A voz da minha mãe ao telefone, logo tinha de fazer o telefonema quinzenal naquela hora, a perguntar por mim como sempre. Coitada, tem passado alguma aflição com os textos do filho. Olho para ela e vem-me à ideia de que as minhas crónicas depenam as pessoas, tiram-lhes bocados. Até a ela que as não lê, ali está ela a olhar para dentro, por vezes numa espécie de sorriso, quer dizer não é a boca que sorri, é ela a pensar
– Como é que alguém lê estas parvoíces que ele escreve
com medo que alguém leia isto e perceba que afinal o texto não vale um chavo e é por baixo dele que a minha mãe esconde outra revista. Chama-se Manuela. A minha mãe. A revista chama-se Selecções do Reader’s Digest. Em criança julgava que as pessoas, conforme a ocupação, mudavam de nome. Por exemplo Lobo Antunes fica bem num escritor, não assenta tão bem num extremo esquerdo do Benfica e então trocavam o duplo apelido por um diminutivo, Chibi ou Cajó, por exemplo Sócrates não calha bem num vendedor de computadores portáteis e então muda-se para Empregado do Mês da Microsoft e ao começar a dizer coisas sem sentido mas com ar sério recupera-se o Sócrates, por exemplo Lino desafina com espertina de maneira que se fica à espera que acorde da soneca e entretanto dizemos Senhor Ministro, mas a minha mãe foi apenas Manuela sempre e não a concebo Ferreira Leite nem Moura Guedes embora para mim fosse
– Mamã
e estava encerrada a questão, tal como a caixa das bolachas antes do jantar.
Entretanto acho que me desviei do princípio deste texto, ou seja de ficar sempre espantado com as crónicas de certas pessoas. E os textos que não entendo a desprenderem-se dos agrafos. Se me deitasse no chão da sala acabavam por cobrir-me por completo e eu debaixo deles dando pela empregada a abrir a porta e a atirar aquilo com o papelão. Lá vou eu para o contentor, quando digo eu, digo os jornais todos e os meus textos a voltarem de onde vieram, o caixote do lixo.
Claro que se eu perguntar à empregada para me explicar as crónicas do Lobo Antunes ela não liga: não acredita que as revistas falem e se falarem nada melhor que empurrá-las com força para o fundo.
Jantei sozinho em frente ao computador onde uma rapariga de cabelo pintado de loiro se divertia sozinha.
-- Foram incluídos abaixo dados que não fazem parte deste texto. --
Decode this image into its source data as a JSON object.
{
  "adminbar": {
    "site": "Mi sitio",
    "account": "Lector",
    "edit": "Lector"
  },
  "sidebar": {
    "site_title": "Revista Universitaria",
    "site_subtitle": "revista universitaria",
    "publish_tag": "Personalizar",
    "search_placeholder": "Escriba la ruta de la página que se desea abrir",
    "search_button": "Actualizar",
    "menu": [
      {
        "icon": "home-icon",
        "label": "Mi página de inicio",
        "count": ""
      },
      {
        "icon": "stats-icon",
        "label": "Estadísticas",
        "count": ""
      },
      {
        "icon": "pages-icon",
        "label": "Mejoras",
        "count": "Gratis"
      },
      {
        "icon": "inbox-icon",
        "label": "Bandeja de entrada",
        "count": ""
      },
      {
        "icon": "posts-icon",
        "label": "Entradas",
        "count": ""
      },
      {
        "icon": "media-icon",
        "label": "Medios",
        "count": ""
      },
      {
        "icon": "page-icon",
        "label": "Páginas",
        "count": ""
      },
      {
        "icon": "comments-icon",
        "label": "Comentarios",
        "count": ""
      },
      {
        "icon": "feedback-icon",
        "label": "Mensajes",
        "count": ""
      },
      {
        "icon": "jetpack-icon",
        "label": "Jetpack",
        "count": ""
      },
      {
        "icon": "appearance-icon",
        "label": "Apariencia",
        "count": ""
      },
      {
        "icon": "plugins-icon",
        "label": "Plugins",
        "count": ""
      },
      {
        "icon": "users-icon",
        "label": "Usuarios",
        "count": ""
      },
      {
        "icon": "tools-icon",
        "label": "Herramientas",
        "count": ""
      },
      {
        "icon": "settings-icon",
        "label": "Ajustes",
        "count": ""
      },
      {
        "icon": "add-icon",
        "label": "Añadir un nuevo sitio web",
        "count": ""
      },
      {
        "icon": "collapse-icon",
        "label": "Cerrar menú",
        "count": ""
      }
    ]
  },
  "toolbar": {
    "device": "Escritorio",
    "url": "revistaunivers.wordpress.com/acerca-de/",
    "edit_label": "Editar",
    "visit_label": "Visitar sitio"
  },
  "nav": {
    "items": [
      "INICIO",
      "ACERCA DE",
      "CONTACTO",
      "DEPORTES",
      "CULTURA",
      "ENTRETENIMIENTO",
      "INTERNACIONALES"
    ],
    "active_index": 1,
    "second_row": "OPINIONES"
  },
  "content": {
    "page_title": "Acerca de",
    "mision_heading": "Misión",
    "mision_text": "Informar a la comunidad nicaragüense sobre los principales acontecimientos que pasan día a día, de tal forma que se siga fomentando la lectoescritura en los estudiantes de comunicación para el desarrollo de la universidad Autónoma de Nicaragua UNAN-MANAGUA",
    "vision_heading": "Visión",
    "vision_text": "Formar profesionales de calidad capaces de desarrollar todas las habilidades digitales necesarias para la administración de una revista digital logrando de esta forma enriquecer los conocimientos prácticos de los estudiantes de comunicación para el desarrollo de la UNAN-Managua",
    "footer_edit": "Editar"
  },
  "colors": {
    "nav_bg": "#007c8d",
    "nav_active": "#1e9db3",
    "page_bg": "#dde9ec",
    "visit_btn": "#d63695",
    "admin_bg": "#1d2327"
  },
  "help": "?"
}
O que fará agora? Sentada diante da webcam, com umas cuecas esquecidas nos joelhos?
A certa altura silêncio e os leitores a perguntarem-me o que pensava eu quando escrevi esta crónica. Não respondi. Para quê? É que se respondesse dizia-lhe que não pensava em nada, pensava sobre que raio era aquela crónica do Lobo Antunes e sobre que é esta que quase a copiou, pensava no vácuo.